Property, plant and equipment, net increased $35.2 million from $1,038.3 million at June 30, 2020 to $1,073.5 million at December 31, 2020, primarily due to capital additions of approximately $64.0 million and a positive currency exchange impact of approximately $31 million, partially offset by depreciation expense of $55.5 million and disposals of $4.5 million.
At December 31, 2020, other assets were $592.7 million, an increase of $34.2 million from $558.5 million at June 30, 2020. The primary drivers for the increase was an increase in other assets of $22.4 million primarily due to an increase in pension plan assets and an increase in goodwill of $10.9 million due to favorable currency exchange effects.
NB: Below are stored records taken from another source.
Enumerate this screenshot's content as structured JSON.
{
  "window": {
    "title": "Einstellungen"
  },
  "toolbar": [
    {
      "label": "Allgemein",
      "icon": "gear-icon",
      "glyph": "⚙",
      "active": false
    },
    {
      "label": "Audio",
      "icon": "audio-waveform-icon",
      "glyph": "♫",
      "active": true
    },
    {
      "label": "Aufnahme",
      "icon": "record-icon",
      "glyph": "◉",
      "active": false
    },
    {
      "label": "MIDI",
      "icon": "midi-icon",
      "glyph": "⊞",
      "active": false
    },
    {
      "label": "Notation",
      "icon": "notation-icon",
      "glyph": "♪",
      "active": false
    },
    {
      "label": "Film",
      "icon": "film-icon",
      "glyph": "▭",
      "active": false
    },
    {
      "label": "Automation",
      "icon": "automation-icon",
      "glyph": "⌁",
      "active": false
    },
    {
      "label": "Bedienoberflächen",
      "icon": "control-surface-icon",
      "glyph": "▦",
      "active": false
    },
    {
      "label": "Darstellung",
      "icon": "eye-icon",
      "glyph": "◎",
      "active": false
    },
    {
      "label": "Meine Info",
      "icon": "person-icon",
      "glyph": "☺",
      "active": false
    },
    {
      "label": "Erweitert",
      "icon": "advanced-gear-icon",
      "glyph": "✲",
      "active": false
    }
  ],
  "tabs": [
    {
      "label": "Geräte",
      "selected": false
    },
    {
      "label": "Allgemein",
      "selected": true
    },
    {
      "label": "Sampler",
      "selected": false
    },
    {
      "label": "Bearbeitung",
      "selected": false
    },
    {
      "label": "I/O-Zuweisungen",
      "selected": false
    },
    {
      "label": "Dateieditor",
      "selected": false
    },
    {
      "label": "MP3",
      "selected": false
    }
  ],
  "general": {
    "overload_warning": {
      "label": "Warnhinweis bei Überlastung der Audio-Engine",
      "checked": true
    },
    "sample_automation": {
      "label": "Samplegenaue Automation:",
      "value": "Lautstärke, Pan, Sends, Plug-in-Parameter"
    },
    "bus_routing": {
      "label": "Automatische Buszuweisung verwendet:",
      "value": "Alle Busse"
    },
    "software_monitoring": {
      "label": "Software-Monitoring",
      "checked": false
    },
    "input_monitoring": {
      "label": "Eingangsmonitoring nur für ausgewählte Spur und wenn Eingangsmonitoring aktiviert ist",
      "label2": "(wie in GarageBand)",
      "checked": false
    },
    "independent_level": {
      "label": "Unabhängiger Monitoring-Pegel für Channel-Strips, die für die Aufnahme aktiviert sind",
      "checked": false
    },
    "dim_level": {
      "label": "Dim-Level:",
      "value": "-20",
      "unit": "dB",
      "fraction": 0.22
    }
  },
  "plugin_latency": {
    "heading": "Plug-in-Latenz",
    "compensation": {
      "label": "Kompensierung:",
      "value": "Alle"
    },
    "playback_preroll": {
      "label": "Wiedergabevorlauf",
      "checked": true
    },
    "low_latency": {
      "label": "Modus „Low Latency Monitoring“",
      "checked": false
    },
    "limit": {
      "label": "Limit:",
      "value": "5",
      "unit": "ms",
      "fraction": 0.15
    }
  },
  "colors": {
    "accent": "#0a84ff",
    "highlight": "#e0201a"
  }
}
Kennametal Shareholders' equity was $1,279.2 million at December 31, 2020, an increase of $49.3 million from $1,229.9 million at June 30, 2020. The increase was primarily due to favorable currency exchange effects of $71.9 million and capital stock issued under employee benefit and stock plans of $10.2 million, partially offset by cash dividends paid to Kennametal Shareholders of $33.3 million and net loss attributable to Kennametal of $2.3 million.

DISCUSSION OF CRITICAL ACCOUNTING POLICIES
There have been no changes to our critical accounting policies since June 30, 2020.

RECONCILIATION OF FINANCIAL MEASURES NOT DEFINED BY U.S. GAAP
In accordance with SEC rules, below are the definitions of the non-GAAP financial measures we use in this report and the reconciliation of these measures to the most closely related GAAP financial measures. We believe that these measures provide useful perspective on underlying business trends and results and provide a supplemental measure of year-over-year results. The non-GAAP financial measures described below are used by management in making operating decisions, allocating financial resources and for business strategy purposes. We believe these measures may be useful to investors as they provide supplemental information about business performance and provide investors a view of our business results through the eyes of management. These non-GAAP financial measures are not intended to be considered by the user in place of the related GAAP financial measure, but rather as supplemental information to our business results. These non-GAAP financial measures may not be the same as similar measures used by other companies due to possible differences in method and in the items or events being adjusted.
Organic sales decline Organic sales decline is a non-GAAP financial measure of sales decline (which is the most directly comparable GAAP measure) excluding the effects of acquisitions, divestitures, business days and foreign currency exchange from year-over-year comparisons. We believe this measure provides investors with a supplemental understanding of underlying sales trends by providing sales growth decline on a consistent basis. Also, we report organic sales decline at the consolidated and segment levels.
Constant currency end market sales decline Constant currency end market sales decline is a non-GAAP financial measure of sales decline (which is the most directly comparable GAAP measure) by end market excluding the effects of acquisitions, divestitures and foreign currency exchange from year-over-year comparisons. We note that, unlike organic sales decline, constant currency end market sales decline does not exclude the effect of business days. We believe this measure provides investors with a supplemental understanding of underlying end market trends by providing end market sales growth decline on a consistent basis. Also, we report constant currency end market sales decline at the consolidated and segment levels.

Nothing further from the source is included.